# Optics/Scope/Distant Dirty Work



## JTKillough (May 4, 2010)

Been thinking of getting a higher power scope for my 30-06 Remington. Found a descent deal on a Weaver 6-24X42 classic V. I normally run most of my variable scopes at 5 power when hunting. I am thinking of something with the ability to reach out and take distant Coues Deer- 500 or so yards. The scope I am looking at has a Mil-dot reticle, AO, "semi target turrents" what-ever that means. Does anyone here have any thoughts on Weaver? If so, is clairity OK? Scale of one to ten, what is your rating on the Weaver classic V?


----------



## hassell (Feb 9, 2010)

Have never owned a Weaver but have had a 3-9 on my 30-06 for forty years, if the game is that far away I'll get closer, have shot pretty well all the big game species with it.


----------



## youngdon (Mar 10, 2010)

Old weaver steel scopes are great. I don't have a newer model. But coues deer are one of the species where you need that kind of power many times.


----------



## ebbs (Feb 7, 2010)

Can't speak from personal experience on the new stuff, but I've had a couple oldies and the suckers were rock solid and amazing quality. Haven't heard bad about the new either. Showmeyote you out there? He's got some good insights on the new stuff.


----------



## bar-d (Feb 3, 2010)

I have a 3x9x40 Weaver Micro-Trac on my .17 Remington. I have had it for 30+ years and never had an issue. Don't know about the newer stuff.


----------



## youngdon (Mar 10, 2010)

Wow, I guess the consensus is buy one thirty years ago.


----------



## JTKillough (May 4, 2010)

Thanks for all the info guys. I guess I should buy it as I have not heard one bad thing about Weaver. I will let you know how it all works out.


----------



## Bigdrowdy1 (Jan 29, 2010)

Good luck JTK let us know how it works out for ya. Like the rest I got one over 30 years old worked great till eyes started going south and it has a really fine cross hairs.


----------



## ebbs (Feb 7, 2010)

bar-d said:


> I have a 3x9x40 Weaver Micro-Trac on my .17 Remington. I have had it for 30+ years and never had an issue. Don't know about the newer stuff.
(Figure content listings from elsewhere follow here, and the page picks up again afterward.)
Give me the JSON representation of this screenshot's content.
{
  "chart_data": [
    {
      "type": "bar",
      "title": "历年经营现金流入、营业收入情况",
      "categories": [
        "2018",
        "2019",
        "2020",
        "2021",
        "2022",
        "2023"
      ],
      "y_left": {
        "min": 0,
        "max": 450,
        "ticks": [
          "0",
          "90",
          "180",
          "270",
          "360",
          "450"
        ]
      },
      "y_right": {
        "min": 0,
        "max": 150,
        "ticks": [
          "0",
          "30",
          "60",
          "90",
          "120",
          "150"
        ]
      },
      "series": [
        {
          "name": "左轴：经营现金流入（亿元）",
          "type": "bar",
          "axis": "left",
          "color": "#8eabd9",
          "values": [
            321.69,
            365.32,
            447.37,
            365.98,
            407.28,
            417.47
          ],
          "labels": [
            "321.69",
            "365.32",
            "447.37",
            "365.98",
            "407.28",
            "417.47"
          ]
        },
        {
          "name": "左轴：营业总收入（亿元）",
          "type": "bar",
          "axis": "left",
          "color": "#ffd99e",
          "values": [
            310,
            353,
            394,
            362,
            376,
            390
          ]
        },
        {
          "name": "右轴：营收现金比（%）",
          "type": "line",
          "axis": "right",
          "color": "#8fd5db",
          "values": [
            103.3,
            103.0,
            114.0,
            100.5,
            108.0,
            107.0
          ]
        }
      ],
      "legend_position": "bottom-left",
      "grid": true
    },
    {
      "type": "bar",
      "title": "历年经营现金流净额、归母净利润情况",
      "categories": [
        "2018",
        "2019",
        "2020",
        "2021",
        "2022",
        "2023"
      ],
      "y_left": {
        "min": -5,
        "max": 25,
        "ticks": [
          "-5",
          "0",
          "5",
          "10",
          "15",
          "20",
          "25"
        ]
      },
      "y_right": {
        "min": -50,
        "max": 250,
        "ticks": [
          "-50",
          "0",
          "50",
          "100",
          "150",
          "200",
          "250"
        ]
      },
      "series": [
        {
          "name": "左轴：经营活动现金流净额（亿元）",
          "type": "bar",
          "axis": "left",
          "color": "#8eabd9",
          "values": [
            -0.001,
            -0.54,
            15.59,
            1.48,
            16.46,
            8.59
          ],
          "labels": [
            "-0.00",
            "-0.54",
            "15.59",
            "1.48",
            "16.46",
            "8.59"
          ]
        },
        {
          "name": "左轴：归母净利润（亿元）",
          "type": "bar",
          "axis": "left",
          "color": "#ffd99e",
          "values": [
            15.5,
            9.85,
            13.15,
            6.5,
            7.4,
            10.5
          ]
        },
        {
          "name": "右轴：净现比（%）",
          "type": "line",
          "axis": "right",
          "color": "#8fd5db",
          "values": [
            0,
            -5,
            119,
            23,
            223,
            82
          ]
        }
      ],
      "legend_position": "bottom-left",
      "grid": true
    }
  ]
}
One of mine was a fixed 4x Micro-Trac. Sold it a couple years back and now I wish I hadn't. That scope was just begging to be put on a 30-30 or something of the like. Just like Rowdy says it had SUPER fine crosshairs. Loved how open my sight picture was and how precise it felt.


----------



## JTKillough (May 4, 2010)

Well, the Weaver 6-24X42 scope was delivered about a week ago. I mounted it on a Remington 700 30-06, the fit was tight, but do-able, kept the mounting as close to bore as possible with medium rings. As far as clarity it is not the best, a little hazy on the higher, 24 power setting, but still clear enough to see bullet strikes on a target beyond 200 meters. Eye relief was plenty (about 3 inches) and the adjustments worked flawlessly. I sighted dead on at 220 yards for a point blank range out to 275 yards at a 7 inch kill zone. Able to put all shots into a 2.5 inch circle at that range running a 180 grain Sierra. Now the fun starts, I need to work up a load with a little lighter bullet, hoping for 165 grain. The semi-target turrents seem to be the same as a target turrent, just shorter and a little less adjustment, but still using a 1/8 inch click. Thats where the mil-dot reticle comes in. Was this scope worth $330, yes, for what I have see. The mil-dot reticle would have been better with a little finer crosshair but it's usable and I can still pin-point a 1 inch circle at 220. I would rate it a 7 on 1-10, not as clear as a Leupold but far better than most.


----------



## hassell (Feb 9, 2010)

Haven't shot a heavy grain bullet for years-- 180 gr and heavier, went to the 165spbt in the 06 and 300 and they love it.


----------



## showmeyote (Dec 12, 2010)

Sorry Im late guess i didnt see this thread. The Grade Slam scope I have is one of the clearest scopes I own. But I couldnt speak for the classic, sorry. Im really surprised that it is hazy at full power. Most scopes are a little blurry, and with the dial on the eye relief seems to help most out. Good luck on smoking one out @ 500. That be SWEET....


----------



## youngdon (Mar 10, 2010)

Sorry to hear it is hazy JT but I think you are spot on that at $330 and 24x it seems pretty good. Most scopes lose clarity at the higher end of the power range until you get into the $500 range IMO.I like the 165's also but a friend gave me 500 180gr silvertips a few years back so I shoot them.


----------



## KaBloomr (Mar 18, 2010)

+1 on the Grand Slam line. I have 2 of them and just purchased a third. They cannot be beat for clarity, durability, and overall quality for the $300-400 price range. Sorry to hear the V series is a little fuzzy.


----------